For a brief history of Bill Ayers and public education, check out “Revisiting AERA, Bill Ayers, the Weather Underground and Public Education.” It’s a 3,500-word crash course in Ayers, AERA, the Weather Underground and why it all matters for public education.
About a thousand academics have signed the petition over at SupportBillAyers.org.
Name and institution are required when signing. Oddly enough, the cabal behind this site has decided to stay in the shadows. Who’s behind the site? The domain registration information is currently inaccessible.
Is it connected to AERA? I’ll be shocked if it isn’t.
Michael Tomasky of the UK’s Guardian excerpted from the Ayers Loyalty Oath and reacted:
“America’s educators, or 633 of them as I write, have signed a petition in support of Bill Ayers. Read the whole thing here.
Some of it is unobjectionable. It seeks to establish his bona fides as a credible education pedagog. And there’s general rhetoric about academic freedom. Fine, fine, fine. Then they get to this:
The current characterizations of Professor Ayers—”unrepentant terrorist,” “lunatic leftist”—are unrecognizable to those who know or work with him. It’s true that Professor Ayers participated passionately in the civil rights and antiwar movements of the 1960s, as did hundreds of thousands of Americans.
Participated passionately? He tried to set bombs. Martin Luther King participated passionately in the struggle for justice. The Freedom Riders. But the Weather Underground?
This is why I’m liberal and not a leftist (there is a difference, right-wingers, and please don’t ask me to explain it; go read some books). But I understand that, very broadly construed, this does emanate from “my side.” I don’t think this document will have any impact on the presidential race, but I just want to go on record as saying I would never sign something with a sentence like that in it.”
Same here, Michael. And, yes, some of us further right than you do have a pretty solid understanding of classical liberalism [as well as understanding that advising people to "read some books" is a rotten thing to say].
The sentences excerpted by Tomasky are bad, but the second paragraph of the statement is worse.
Here’s the Ayers Loyalty Oath in full. Are you going to sign it? Have any of your colleagues?

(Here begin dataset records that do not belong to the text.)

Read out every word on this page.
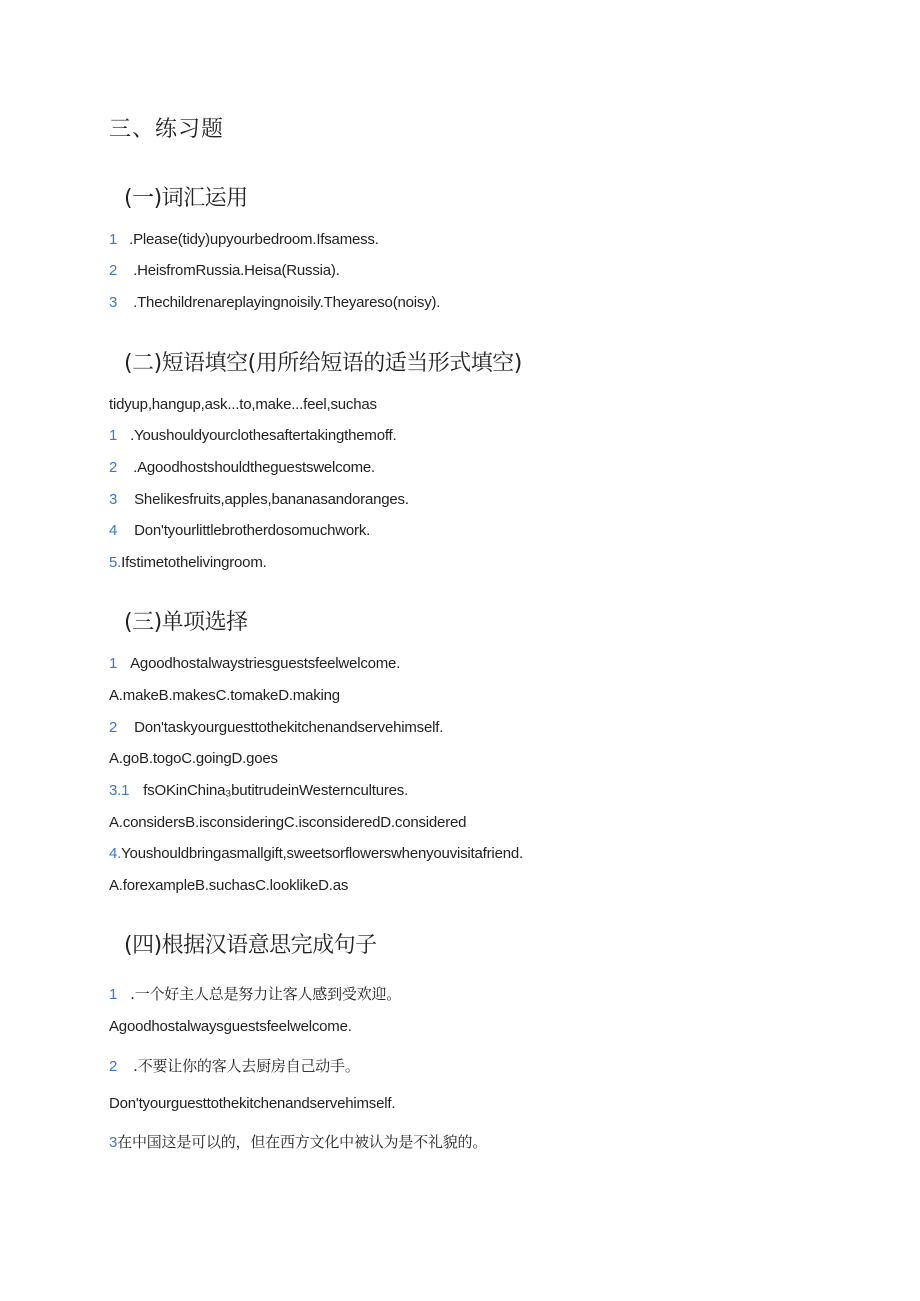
三、练习题
(一)词汇运用
1 .Please(tidy)upyourbedroom.Ifsamess.
2 .HeisfromRussia.Heisa(Russia).
3 .Thechildrenareplayingnoisily.Theyareso(noisy).
(二)短语填空(用所给短语的适当形式填空)
tidyup,hangup,ask...to,make...feel,suchas
1 .Youshouldyourclothesaftertakingthemoff.
2 .Agoodhostshouldtheguestswelcome.
3 Shelikesfruits,apples,bananasandoranges.
4 Don'tyourlittlebrotherdosomuchwork.
5.Ifstimetothelivingroom.
(三)单项选择
1 Agoodhostalwaystriesguestsfeelwelcome.
A.makeB.makesC.tomakeD.making
2 Don'taskyourguesttothekitchenandservehimself.
A.goB.togoC.goingD.goes
3.1 fsOKinChina₃butitrudeinWesterncultures.
A.considersB.isconsideringC.isconsideredD.considered
4.Youshouldbringasmallgift,sweetsorflowerswhenyouvisitafriend.
A.forexampleB.suchasC.looklikeD.as
(四)根据汉语意思完成句子
1 .一个好主人总是努力让客人感到受欢迎。
Agoodhostalwaysguestsfeelwelcome.
2 .不要让你的客人去厨房自己动手。
Don'tyourguesttothekitchenandservehimself.
3在中国这是可以的，但在西方文化中被认为是不礼貌的。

We write to support our colleague Professor William Ayers, Distinguished Professor of Education and Senior University Scholar at the University of Illinois at Chicago, who is currently under determined and sustained political attack. Ayers is a nationally known scholar, member of the Faculty Senate at UIC, Vice President-elect of the American Educational Research Association, and sought after as a speaker and visiting scholar by other universities because of his exemplary scholarship, teaching, and service. Throughout the 20 years that he has been a valued faculty member at UIC, he has taught, advised, mentored, and supported hundreds of undergraduate, Masters and Ph.D. students. He has pushed them to take seriously their responsibilities as educators in a democracy – to promote critical inquiry, dialogue, and debate; to encourage questioning and independent thinking; to value the full humanity of every person and to work for access and equity. Helping educators develop the capacity and ethical commitment to these responsibilities is at the core of what we do, and as a teacher he has always embraced debate and multiple perspectives.
All citizens, but particularly teachers and scholars, are called upon to challenge orthodoxy, dogma, and mindless complacency, to be skeptical of authoritative claims, to interrogate and trouble the given and the taken-for-granted. Without critical dialogue and dissent we would likely be burning witches and enslaving our fellow human beings to this day. The growth of knowledge, insight, and understanding— the possibility of change— depends on that kind of effort, and the inevitable clash of ideas that follows should be celebrated and nourished rather than crushed. Teachers have a heavy responsibility, a moral obligation, to organize classrooms as sites of open discussion, free of coercion or intimidation. By all accounts Professor Ayers meets this standard. His classes are fully enrolled, and students welcome the exchange of views that he encourages.
The current characterizations of Professor Ayers—“unrepentant terrorist,” “lunatic leftist”—are unrecognizable to those who know or work with him. It’s true that Professor Ayers participated passionately in the civil rights and antiwar movements of the 1960s, as did hundreds of thousands of Americans. His participation in political activity 40 years ago is history; what is most relevant now is his continued engagement in progressive causes, and his exemplary contribution—including publishing 16 books— to the field of education. The current attacks appear as part of a pattern of “exposés” and assaults designed to intimidate free thinking and stifle critical dialogue. Like crusades against high school and elementary teachers, and faculty at UCLA, Columbia, DePaul, and the University of Colorado, the attacks on and the character assassination of Ayers threaten the university as a space of open inquiry and debate, and threaten schools as places of compassion, imagination, curiosity, and free thought. They serve as warnings that anyone who voices perspectives and advances questions that challenge orthodoxy and political power may become a target, and this, then, casts a chill over free speech and inquiry and the spirit of democracy.
We, the undersigned, stand on the side of education as an enterprise devoted to human inquiry, enlightenment, and liberation. We oppose the demonization of Professor William Ayers.
“We oppose the demonization of Professor William Ayers.”